Sevgili hemşerim Ali Yılmaz’ın geçen haftaki yazısını görünce ayni şeyi düşünmüşüz diye aklımdan geçti. Yazıyı okuyunca, konuya başka açılardan baktığımız anlaşıldı. Ali Yılmaz yazısında, yerli ve milliliğin toplumun çıkarlarını her şeyin üstünde tutmak olduğunu söylüyor ve İYİ partiyi millet “yerli ve milli” etti diyerek yazısını bitiriyor. Ben ise “ yerli ve milli” liğin ne demek olduğunu nasıl olması gerektiğini ve bu gün geçerli olup olmadığını tartışmak istiyorum.
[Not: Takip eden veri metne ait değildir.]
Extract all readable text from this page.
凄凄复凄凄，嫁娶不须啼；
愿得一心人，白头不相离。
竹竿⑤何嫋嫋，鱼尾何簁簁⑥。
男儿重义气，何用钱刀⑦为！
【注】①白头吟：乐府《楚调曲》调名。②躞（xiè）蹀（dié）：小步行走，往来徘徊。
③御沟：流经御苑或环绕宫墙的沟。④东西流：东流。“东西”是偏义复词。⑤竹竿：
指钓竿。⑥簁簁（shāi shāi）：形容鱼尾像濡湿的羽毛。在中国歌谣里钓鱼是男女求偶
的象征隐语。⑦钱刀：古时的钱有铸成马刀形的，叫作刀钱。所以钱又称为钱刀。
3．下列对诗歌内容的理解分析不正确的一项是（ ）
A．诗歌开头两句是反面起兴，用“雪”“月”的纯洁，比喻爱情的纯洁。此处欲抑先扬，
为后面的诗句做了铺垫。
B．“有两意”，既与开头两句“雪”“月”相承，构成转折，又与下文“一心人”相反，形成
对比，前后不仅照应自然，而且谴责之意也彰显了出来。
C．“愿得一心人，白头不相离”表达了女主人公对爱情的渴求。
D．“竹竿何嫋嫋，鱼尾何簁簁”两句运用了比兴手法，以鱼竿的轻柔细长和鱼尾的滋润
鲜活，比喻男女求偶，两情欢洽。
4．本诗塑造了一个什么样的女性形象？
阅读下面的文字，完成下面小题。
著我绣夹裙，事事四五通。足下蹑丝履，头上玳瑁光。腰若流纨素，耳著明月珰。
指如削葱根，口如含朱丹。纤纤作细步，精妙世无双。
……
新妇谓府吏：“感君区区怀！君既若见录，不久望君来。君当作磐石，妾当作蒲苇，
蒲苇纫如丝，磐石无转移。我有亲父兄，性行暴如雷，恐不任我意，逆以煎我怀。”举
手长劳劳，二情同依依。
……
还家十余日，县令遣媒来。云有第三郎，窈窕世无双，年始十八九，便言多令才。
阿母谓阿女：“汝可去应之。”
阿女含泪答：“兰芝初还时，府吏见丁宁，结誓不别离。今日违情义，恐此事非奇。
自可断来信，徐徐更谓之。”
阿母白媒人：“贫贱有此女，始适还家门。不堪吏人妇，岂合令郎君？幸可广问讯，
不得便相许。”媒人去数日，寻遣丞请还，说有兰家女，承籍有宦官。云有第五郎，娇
Çocukluğumuzda “yerli malı haftası” diye günler vardı. Yerli üretimlerimiz tanıtılır ve onları kullanmamız teşvik edilirdi. Daha çok Sümerbank ürünleri öne çıkar, meyve ve sebzelerimiz teşhir edilir, yenilir içilirdi. Aradan yarım asırdan fazla zaman geçti ve çok şey değişti. Ne Sümerbank kaldı ne de yerli tohum. Şimdi dünya o kadar küçüldü ki nerde daha ucuz ve daha iyi mal buluyorsan oradan alıyorsun. Demek ki bir malın sadece yerli olması bir şey ifade etmiyor. Aynı zamanda ucuz ve dünya kalitesinde de olacak. Ürettiğiniz mal iç piyasaya göre olduğu zaman dışarıya mal satamıyorsunuz. Onun da ucuz ve dünya kalitesinde olması gerekli. Demek ki yerli olmak değil evrensel olmak gerekiyor. Millilik hamasi bir kelime olarak kaldığı müddetçe insanları kendi içine kapatıyor ve bağnazlaştırıyor. Dünyamızda milli olan şeylerin de medeni ölçülerde evrensel olması gerekiyor. Neden Avrupa birliğine bu kadar çok girmek istiyoruz? Niçin Birleşmiş Milletlere ve Avrupa Konseyine üyeyiz? Neden kanunlarımızı, adetlerimizi hatta yaşam tarzımızı dünya standartlına getirmeye çalışıyoruz? Dünya repertuarında kaç Türk müzisyenin eseri çalınıyor? Dünya müzelerinde kaç Türk sanatçının eseri var? Nobel almış kaç bilim adamımız var? Bulgaristan’ın bir katili, adil yargılanma yok diye bize iade etmedi. Bundan daha büyük bir utanç olabilir mi? Lafta milli olsanız ne olur olmasanız ne olur. Milli hasletlerin kanunlar başta olmak üzere medeni, evrensel, dünya ölçülerine uygun olması gerekiyor. Özetlemek gerekirse “yerli ve milli” lafı çok gerilerde kaldı, şimdi “evrensel ve dünyalı” sözü geçerli. Bunu şöyle de ifade edebiliriz: Değerlerimiz evrensel olmadığı ve dünyaya hitap etmediği zaman hiç bir kıymet ifade etmiyor.
Bence “yerli ve milli” olan tek bir şey var o da “dil”. Dil ne alınır ne satılır. İnsanların iletişimini sağlar. Bu iletişim iyi olursa ülke ilerler, kötü olursa geriler. “Evrensel ve dünyalı” olmak için dilimizi hem kullanmak hem de geliştirmek zorundayız. AK parti bu konuda oldukça başarılı! Arapça kelimeler yanında şimdi de bolca amorf, arkaik, heteredoks gibi Latince kökenli kelimeler kullanmaya başladılar. Bunlar belki, cehaletliklerini saklamaya yarıyorsa da Türkçe’ nin de içine ediyorlar.